また復習する回数は、ノートにメモしたキーワードを見て「完全に思い出せた」という経験を合計5回ほど繰り返せば十分という研究があります。
復習を繰り返して5回思い出せたら、その知識をある程度定着させられたと考えてよいでしょう。
近しい内容の本を何冊か読む
勉強したい分野がある場合、その分野の本や近しい内容の本を複数冊読むとよいでしょう。
一冊だけだと誤った情報や古い手法を得てしまう可能性もありますが、複数冊読めば知識の妥当性もある程度確かめられます。
何冊か読めばある程度の知識が頭に入るため、2冊目以降の読書もスムーズになります。さらに同じような内容に触れる機会も増えるため、思い出す復習もできて効率的です。
人に話す、伝える
音読したり誰かに話したりすることで記憶の定着率が上がるという実験結果がいくつかあります。覚えたての知識は、声に出すと記憶の定着がはかどるようです。
人と話さなくても「話すように声に出す」「勉強内容を音読する」だけでも効果があるため、独り言を言いながら勉強するのもよいでしょう。声を発するという行為そのものが、脳に作用する効果もあるそうです。
http://www.sciencedirect.com/science/article/pii/S1053810015001518
https://www.sciencedirect.com/science/article/pii/S0001691811001867
パターン分類記憶法
パターン分類とは「複数の解答パターンから現在の問題に最適なパターンを引き出す能力」です。数学が得意な人や将棋やチェスなどのプロは、この能力に長けていることがわかっています。

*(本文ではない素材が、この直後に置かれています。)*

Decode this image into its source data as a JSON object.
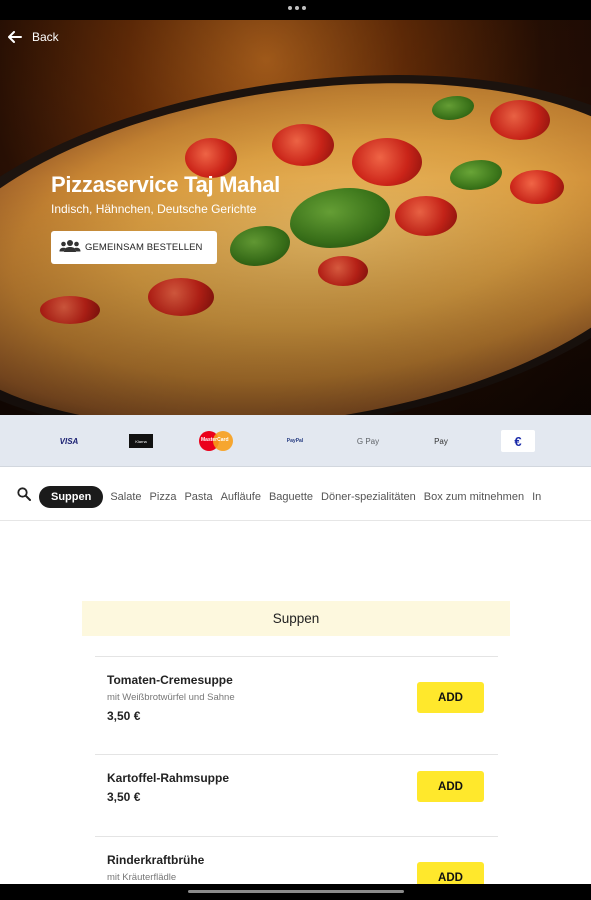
{
  "header": {
    "back_label": "Back",
    "restaurant_name": "Pizzaservice Taj Mahal",
    "cuisines": "Indisch, Hähnchen, Deutsche Gerichte",
    "group_order_label": "GEMEINSAM BESTELLEN"
  },
  "payment_methods": {
    "visa": "VISA",
    "klarna": "Klarna",
    "mastercard": "MasterCard",
    "paypal": "PayPal",
    "gpay": "G Pay",
    "apay": " Pay",
    "cash": "€"
  },
  "categories": {
    "items": [
      "Suppen",
      "Salate",
      "Pizza",
      "Pasta",
      "Aufläufe",
      "Baguette",
      "Döner-spezialitäten",
      "Box zum mitnehmen",
      "In"
    ]
  },
  "menu": {
    "section_title": "Suppen",
    "add_label": "ADD",
    "items": [
      {
        "name": "Tomaten-Cremesuppe",
        "description": "mit Weißbrotwürfel und Sahne",
        "price": "3,50 €"
      },
      {
        "name": "Kartoffel-Rahmsuppe",
        "description": "",
        "price": "3,50 €"
      },
      {
        "name": "Rinderkraftbrühe",
        "description": "mit Kräuterflädle",
        "price": ""
      }
    ]
  },
  "colors": {
    "accent_add": "#ffe82c",
    "section_bg": "#fdf8de",
    "active_chip": "#1b1b1b",
    "payment_bar": "#e3e8f0"
  }
}
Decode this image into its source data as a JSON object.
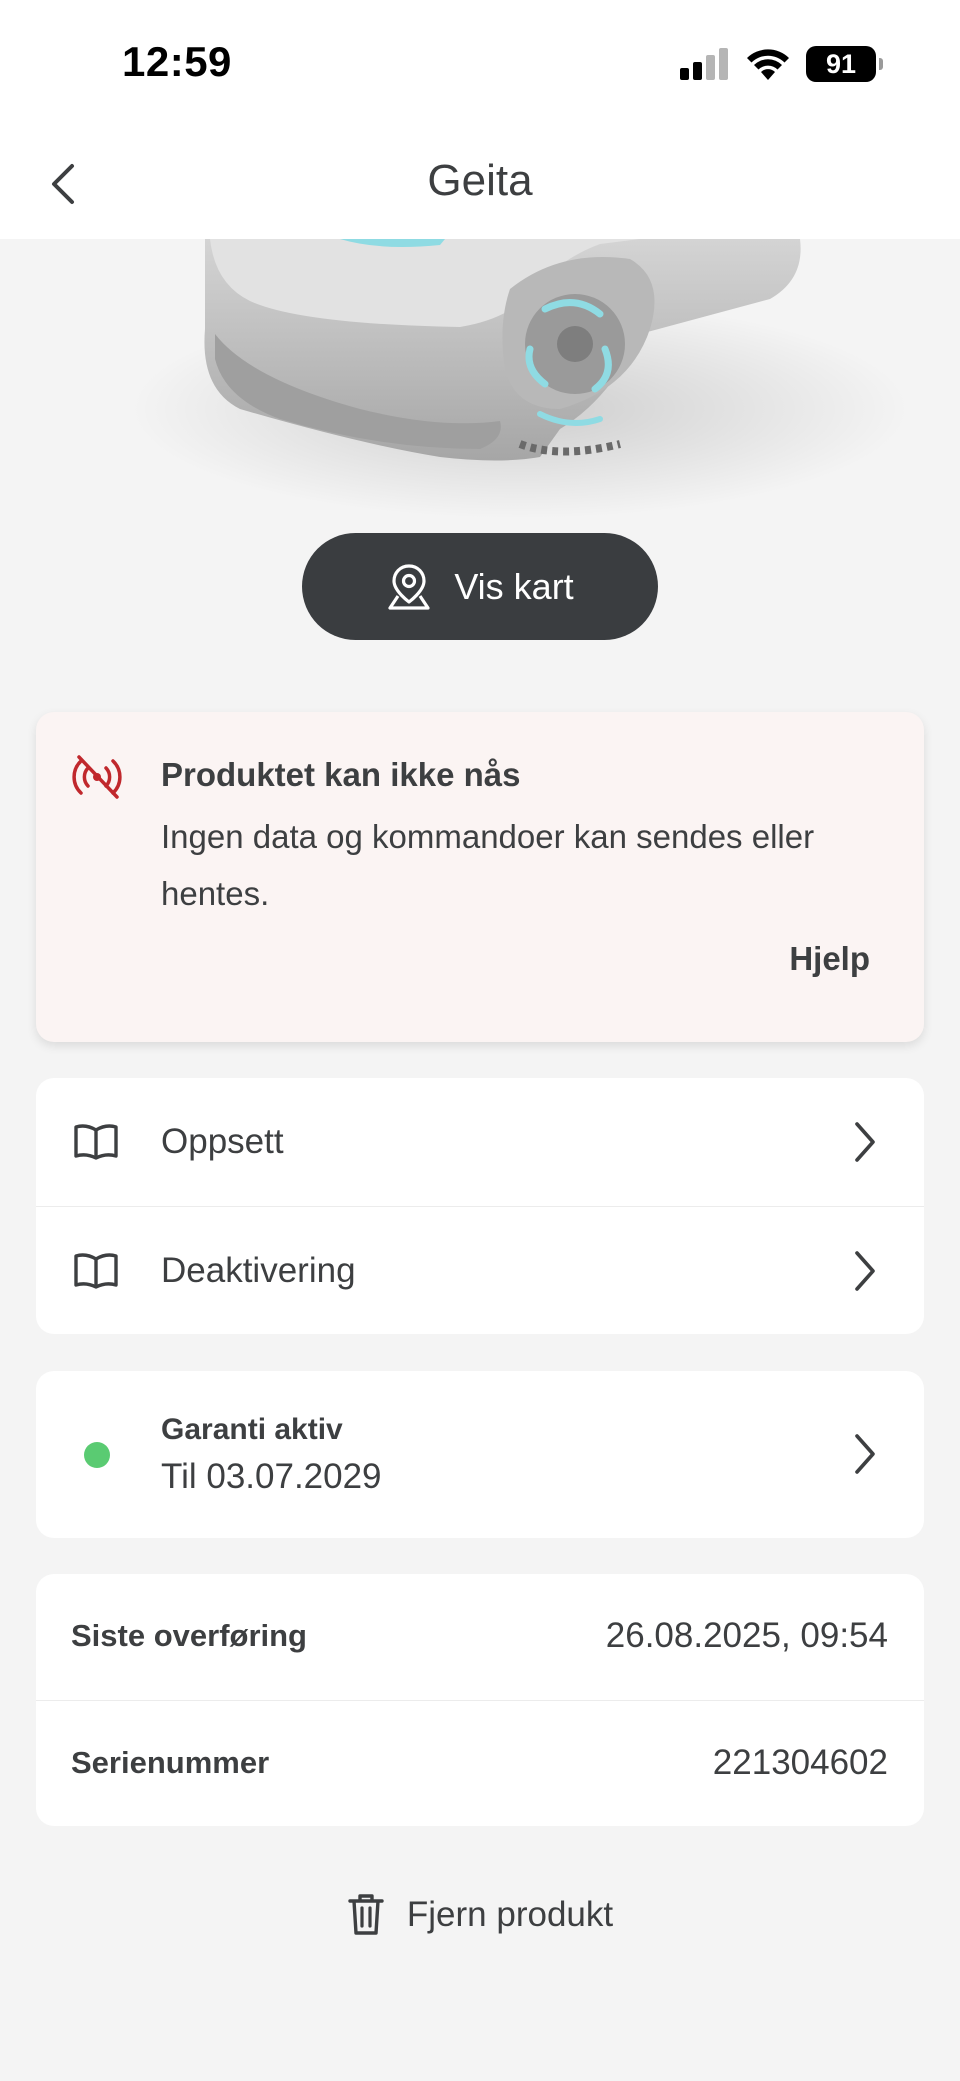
{
  "status_bar": {
    "time": "12:59",
    "battery": "91"
  },
  "nav": {
    "title": "Geita"
  },
  "map_button": {
    "label": "Vis kart"
  },
  "alert": {
    "title": "Produktet kan ikke nås",
    "body": "Ingen data og kommandoer kan sendes eller hentes.",
    "help": "Hjelp"
  },
  "guides": [
    {
      "label": "Oppsett",
      "icon": "book-icon"
    },
    {
      "label": "Deaktivering",
      "icon": "book-icon"
    }
  ],
  "warranty": {
    "title": "Garanti aktiv",
    "subtitle": "Til 03.07.2029",
    "status_color": "#5acb72"
  },
  "info": [
    {
      "label": "Siste overføring",
      "value": "26.08.2025, 09:54"
    },
    {
      "label": "Serienummer",
      "value": "221304602"
    }
  ],
  "remove": {
    "label": "Fjern produkt"
  },
  "colors": {
    "alert_icon": "#c0282d",
    "button_bg": "#3a3d40",
    "accent": "#7fd3dc"
  }
}
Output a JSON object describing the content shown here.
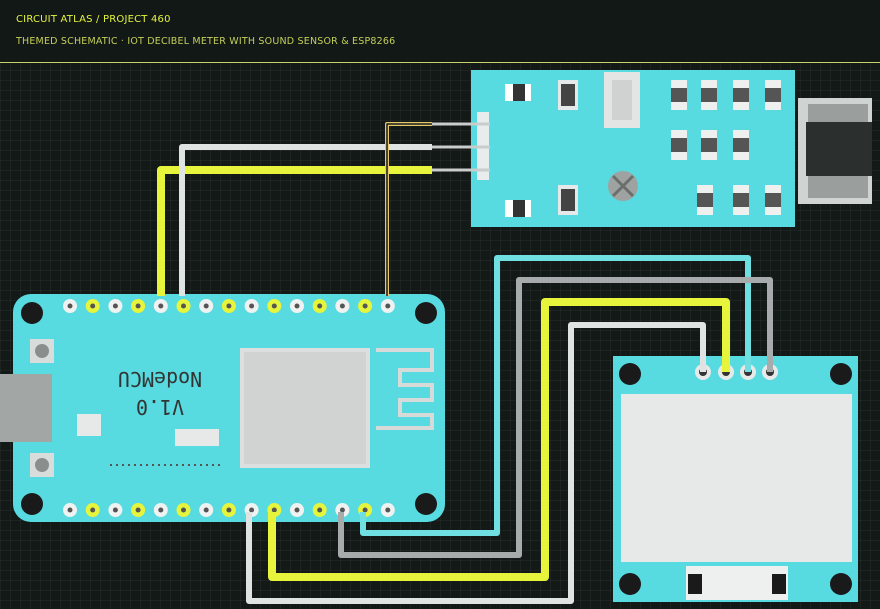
{
  "header": {
    "breadcrumb": "CIRCUIT ATLAS / PROJECT 460",
    "subtitle": "THEMED SCHEMATIC · IOT DECIBEL METER WITH SOUND SENSOR & ESP8266"
  },
  "nodemcu": {
    "title_line1": "V1.0",
    "title_line2": "NodeMCU",
    "color": "#57dbe0"
  },
  "colors": {
    "board": "#57dbe0",
    "wire_yellow": "#e6f53c",
    "wire_white": "#dfe4e3",
    "wire_gray": "#a7abab",
    "wire_cyan": "#6fdfe2",
    "header_line": "#c9d36a"
  }
}
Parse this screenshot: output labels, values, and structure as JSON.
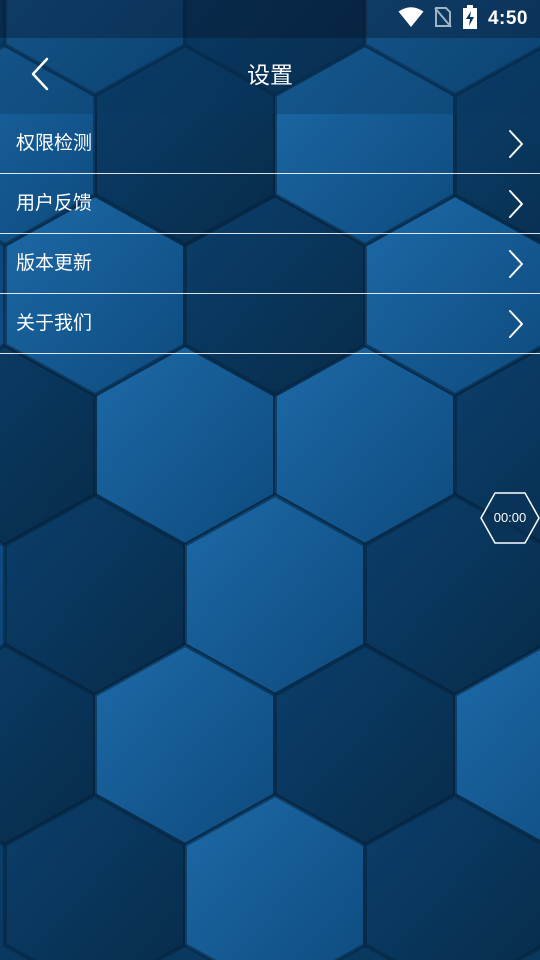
{
  "status_bar": {
    "time": "4:50",
    "icons": [
      "wifi-icon",
      "no-sim-icon",
      "battery-charging-icon"
    ]
  },
  "header": {
    "title": "设置",
    "back_icon": "chevron-left-icon"
  },
  "menu": {
    "items": [
      {
        "label": "权限检测",
        "icon": "chevron-right-icon"
      },
      {
        "label": "用户反馈",
        "icon": "chevron-right-icon"
      },
      {
        "label": "版本更新",
        "icon": "chevron-right-icon"
      },
      {
        "label": "关于我们",
        "icon": "chevron-right-icon"
      }
    ]
  },
  "timer": {
    "text": "00:00"
  },
  "colors": {
    "background": "#0d4c7e",
    "text": "#ffffff",
    "divider": "#ffffff"
  }
}
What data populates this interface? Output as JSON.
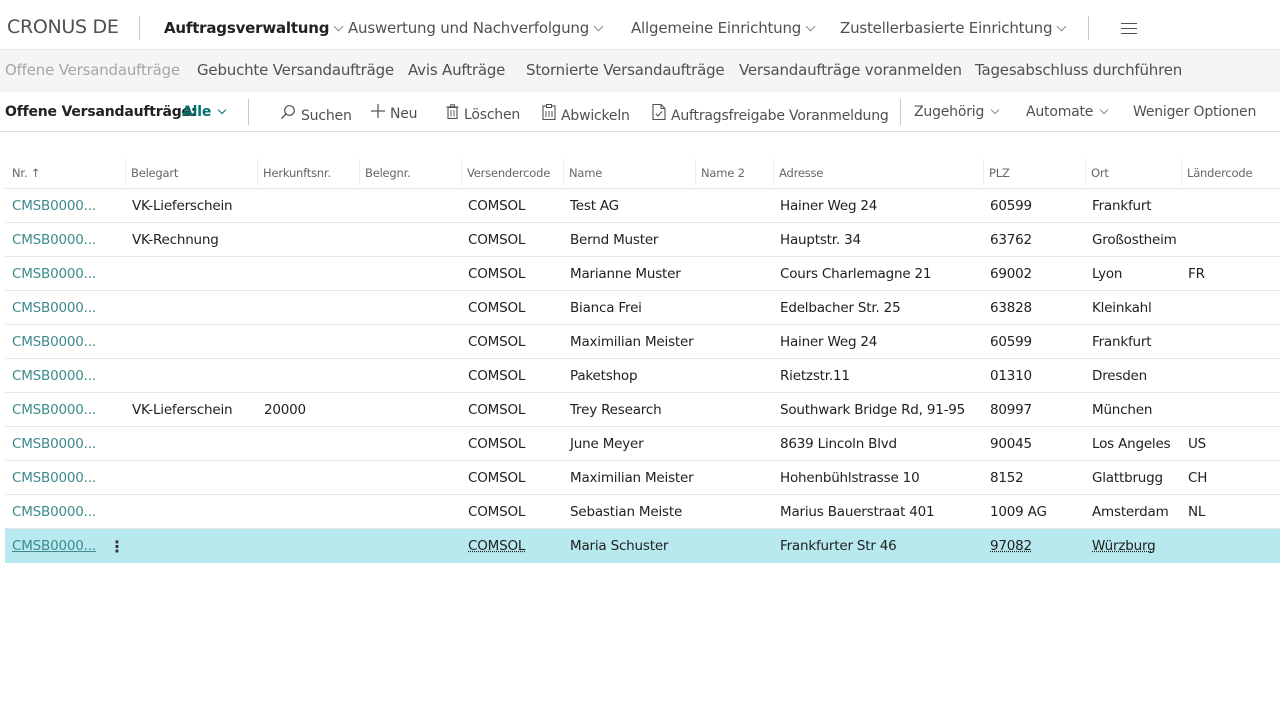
{
  "app": {
    "company": "CRONUS DE"
  },
  "topnav": {
    "items": [
      "Auftragsverwaltung",
      "Auswertung und Nachverfolgung",
      "Allgemeine Einrichtung",
      "Zustellerbasierte Einrichtung"
    ],
    "menu_icon": "hamburger-icon"
  },
  "subnav": {
    "items": [
      "Offene Versandaufträge",
      "Gebuchte Versandaufträge",
      "Avis Aufträge",
      "Stornierte Versandaufträge",
      "Versandaufträge voranmelden",
      "Tagesabschluss durchführen"
    ]
  },
  "actions": {
    "page_title": "Offene Versandaufträge:",
    "filter": "Alle",
    "search": "Suchen",
    "new": "Neu",
    "delete": "Löschen",
    "process": "Abwickeln",
    "release": "Auftragsfreigabe Voranmeldung",
    "related": "Zugehörig",
    "automate": "Automate",
    "fewer": "Weniger Optionen"
  },
  "table": {
    "columns": [
      "Nr. ↑",
      "Belegart",
      "Herkunftsnr.",
      "Belegnr.",
      "Versendercode",
      "Name",
      "Name 2",
      "Adresse",
      "PLZ",
      "Ort",
      "Ländercode"
    ],
    "rows": [
      {
        "nr": "CMSB0000...",
        "belegart": "VK-Lieferschein",
        "herkunft": "",
        "belegnr": "",
        "code": "COMSOL",
        "name": "Test AG",
        "name2": "",
        "adresse": "Hainer Weg 24",
        "plz": "60599",
        "ort": "Frankfurt",
        "land": ""
      },
      {
        "nr": "CMSB0000...",
        "belegart": "VK-Rechnung",
        "herkunft": "",
        "belegnr": "",
        "code": "COMSOL",
        "name": "Bernd Muster",
        "name2": "",
        "adresse": "Hauptstr. 34",
        "plz": "63762",
        "ort": "Großostheim",
        "land": ""
      },
      {
        "nr": "CMSB0000...",
        "belegart": "",
        "herkunft": "",
        "belegnr": "",
        "code": "COMSOL",
        "name": "Marianne Muster",
        "name2": "",
        "adresse": "Cours Charlemagne 21",
        "plz": "69002",
        "ort": "Lyon",
        "land": "FR"
      },
      {
        "nr": "CMSB0000...",
        "belegart": "",
        "herkunft": "",
        "belegnr": "",
        "code": "COMSOL",
        "name": "Bianca Frei",
        "name2": "",
        "adresse": "Edelbacher Str. 25",
        "plz": "63828",
        "ort": "Kleinkahl",
        "land": ""
      },
      {
        "nr": "CMSB0000...",
        "belegart": "",
        "herkunft": "",
        "belegnr": "",
        "code": "COMSOL",
        "name": "Maximilian Meister",
        "name2": "",
        "adresse": "Hainer Weg 24",
        "plz": "60599",
        "ort": "Frankfurt",
        "land": ""
      },
      {
        "nr": "CMSB0000...",
        "belegart": "",
        "herkunft": "",
        "belegnr": "",
        "code": "COMSOL",
        "name": "Paketshop",
        "name2": "",
        "adresse": "Rietzstr.11",
        "plz": "01310",
        "ort": "Dresden",
        "land": ""
      },
      {
        "nr": "CMSB0000...",
        "belegart": "VK-Lieferschein",
        "herkunft": "20000",
        "belegnr": "",
        "code": "COMSOL",
        "name": "Trey Research",
        "name2": "",
        "adresse": "Southwark Bridge Rd, 91-95",
        "plz": "80997",
        "ort": "München",
        "land": ""
      },
      {
        "nr": "CMSB0000...",
        "belegart": "",
        "herkunft": "",
        "belegnr": "",
        "code": "COMSOL",
        "name": "June Meyer",
        "name2": "",
        "adresse": "8639 Lincoln Blvd",
        "plz": "90045",
        "ort": "Los Angeles",
        "land": "US"
      },
      {
        "nr": "CMSB0000...",
        "belegart": "",
        "herkunft": "",
        "belegnr": "",
        "code": "COMSOL",
        "name": "Maximilian Meister",
        "name2": "",
        "adresse": "Hohenbühlstrasse 10",
        "plz": "8152",
        "ort": "Glattbrugg",
        "land": "CH"
      },
      {
        "nr": "CMSB0000...",
        "belegart": "",
        "herkunft": "",
        "belegnr": "",
        "code": "COMSOL",
        "name": "Sebastian Meiste",
        "name2": "",
        "adresse": "Marius Bauerstraat 401",
        "plz": "1009 AG",
        "ort": "Amsterdam",
        "land": "NL"
      },
      {
        "nr": "CMSB0000...",
        "belegart": "",
        "herkunft": "",
        "belegnr": "",
        "code": "COMSOL",
        "name": "Maria Schuster",
        "name2": "",
        "adresse": "Frankfurter Str 46",
        "plz": "97082",
        "ort": "Würzburg",
        "land": ""
      }
    ],
    "selected_row": 10
  },
  "colors": {
    "accent": "#00706c",
    "link": "#3d8b8a",
    "selected_row": "#b8e9ef"
  }
}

エンジニアがプログラミングをして課題を解決する際は、目の前の問題を細かく分解しつつ、どのように実現していくかを見定める必要があります。そのためパターン分類の能力は、プログラミングスキルにも影響があると言えるでしょう。
パターン分類記憶法は、下記をひたすら繰り返すだけです。
- 問題を大量に用意する
- 1分間など、短時間で解き方を見極める(実際に解かなくてもOK)
- 答えを見て、見極めが正しいかを確認する
これは短時間での繰り返しが重要なため、ある程度基礎知識がある問題に対して実行するのが適切です。エンジニアの場合、たとえばプログラミングコンテストの過去問などを用意して行うとよいでしょう。